The frustrations of residents who were both laid off and unable or unwilling to relocate to a more prosperous region culminated in last year's showdown between Prime Minister Vladimir Putin and Oleg Deripaska, then Russia's wealthiest man, in the town of Pikalyovo. Laid-off workers from the town's single cement plant blocked the highway between Moscow and St. Petersburg. Putin helicoptered in, and ordered Deripaska's company to re-open the plant, famously throwing a pen at him in anger.

To foster change, the Russian government decided to reimburse travel and housing costs for people looking for a job in a different city. Almost 4.5 billion rubles were allocated for this purpose. The measure has yet to encourage greater mobility, however.

Experts are also uncertain about the impact of lifting registration requirements.

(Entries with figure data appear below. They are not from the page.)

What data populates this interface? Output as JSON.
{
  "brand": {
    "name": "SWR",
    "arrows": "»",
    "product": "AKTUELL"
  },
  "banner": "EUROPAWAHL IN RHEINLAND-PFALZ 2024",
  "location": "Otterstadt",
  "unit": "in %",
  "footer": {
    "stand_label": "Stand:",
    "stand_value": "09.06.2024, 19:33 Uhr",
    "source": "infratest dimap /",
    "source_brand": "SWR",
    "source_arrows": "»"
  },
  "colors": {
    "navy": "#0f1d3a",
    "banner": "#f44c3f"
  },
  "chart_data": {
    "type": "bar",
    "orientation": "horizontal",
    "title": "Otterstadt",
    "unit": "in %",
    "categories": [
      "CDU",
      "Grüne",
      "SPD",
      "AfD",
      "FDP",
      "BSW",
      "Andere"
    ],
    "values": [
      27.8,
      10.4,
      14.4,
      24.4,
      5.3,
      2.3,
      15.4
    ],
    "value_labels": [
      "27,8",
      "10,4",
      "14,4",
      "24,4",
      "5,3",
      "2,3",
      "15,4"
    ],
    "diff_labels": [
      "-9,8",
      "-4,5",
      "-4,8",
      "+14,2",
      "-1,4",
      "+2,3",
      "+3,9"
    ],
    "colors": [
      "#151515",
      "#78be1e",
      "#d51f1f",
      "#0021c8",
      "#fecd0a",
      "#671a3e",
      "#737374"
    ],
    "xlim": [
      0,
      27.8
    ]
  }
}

“I don’t think that lifting the registration requirement would encourage internal migration,” said Smirnov. “In order for people to move freely between cities, there must be an affordable housing market. Moreover, unlike in the United States, our regions are vastly different from one another, making it hard for people to adapt.”

Added Vladimir Mukomel, Department Head of the Russian Academy of Sciences’ Institute of Sociology, “There’s no workforce turnover in our country to speak of. Only large companies can afford this. Social perks don’t work, and people aren’t motivated to move to another city and overcome all of the difficulties this entails.”

Ordinary Russian nonetheless want rid of the system.

“Registration has to be abolished all the same,” said Arytom Sokolov, a 27-year-old Muscovite. “Let the people get accustomed to a more mobile life. The Soviet mentality won’t go away overnight, but you have to start somewhere.”

Born and raised in Moscow, he left the capital two years ago and moved to Pavlovsk on the fringes of St. Petersburg. He said he was tired of the noise, whereas in Pavlovsk there is fresh air and a park nearby. “I don’t understand why I should live at the same place all the time,” he said. “When I get tired of this town, I’ll move somewhere else. All I need for work is high-speed Internet, a phone, and a laptop. Other than that, you are as free as a bird.”